Conspiracy theorists, UFO
enthusiasts and amateur Internet sleuths, rejoice! Forty-six years after
the conclusion of Project Blue Book, a secret U.S. Air Force
investigation into reported UFO sightings, the project’s declassified
files are now available online for free.
Project Blue Book
launched in 1952, the third in a series of Air Force investigations
aimed at scientifically studying UFOs and determining whether they were a
threat to national security. Though the program was officially
terminated in 1970, Project Blue Book files could previously be accessed
in full only by visiting the National Archives in Washington, D.C. But
now, thanks to a man named John Greenewald, who displays more than a
million pages of government documents he’s obtained through Freedom of
Information Act requests on his website The Black Vault, anyone can pour through all 130,000 Blue Book files without leaving home.

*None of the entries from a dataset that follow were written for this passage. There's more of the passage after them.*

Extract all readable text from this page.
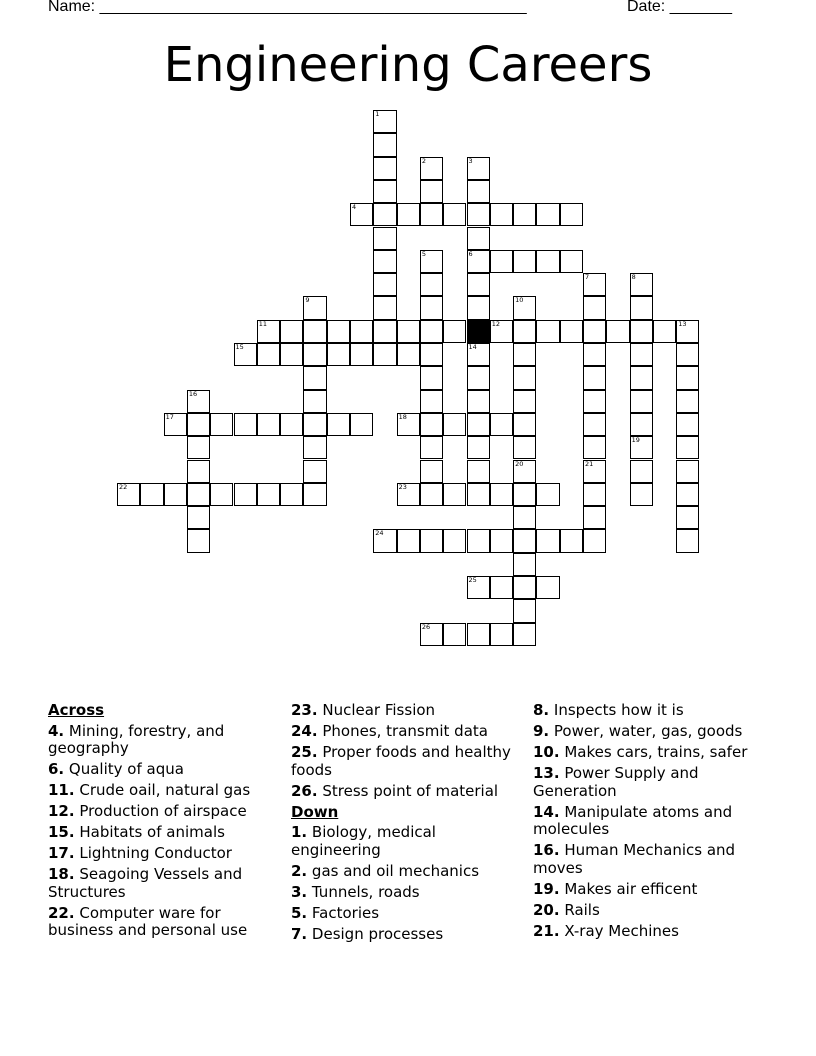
Name: ________________________________________________	Date: _______
Engineering Careers
4
6
11	12	13
15
17	18
22	23
24
25
26
1
2	3
5
7	8
9	10
14
16
19
20	21
Across
4. Mining, forestry, and geography
6. Quality of aqua
11. Crude oail, natural gas
12. Production of airspace
15. Habitats of animals
17. Lightning Conductor
18. Seagoing Vessels and Structures
22. Computer ware for business and personal use
23. Nuclear Fission
24. Phones, transmit data
25. Proper foods and healthy foods
26. Stress point of material
Down
1. Biology, medical engineering
2. gas and oil mechanics
3. Tunnels, roads
5. Factories
7. Design processes
8. Inspects how it is
9. Power, water, gas, goods
10. Makes cars, trains, safer
13. Power Supply and Generation
14. Manipulate atoms and molecules
16. Human Mechanics and moves
19. Makes air efficent
20. Rails
21. X-ray Mechines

According to an interview with the UFO news website OpenMinds.tv,
Greenewald started The Black Vault when he was 15 and, after nearly two
decades of relentless FOIA-ing, now claims to host the largest online
collection of declassified government data on everything for
environmental issues to terrorism and mind control. But the most
exciting part about Greenewald’s latest acquisition is that, according to the U.S. Air Force,
701, or 5.5 percent, of the 12,618 reported sightings included in the
Blue Book files remain “unidentified”—a challenge UFO enthusiasts and
researchers will surely be eager to accept.
“It is a project
that lasted for over 20 years, and they investigated thousands of cases.
Sure, many of them they claimed were all explanatory, but you still
have a few gems that remain a mystery,” Greenewald told Open Minds. “But
further, you can use this data to compare and contrast to what it is
today and start drawing conclusions or, rather, maybe pose new questions
that investigators haven’t thought of yet.”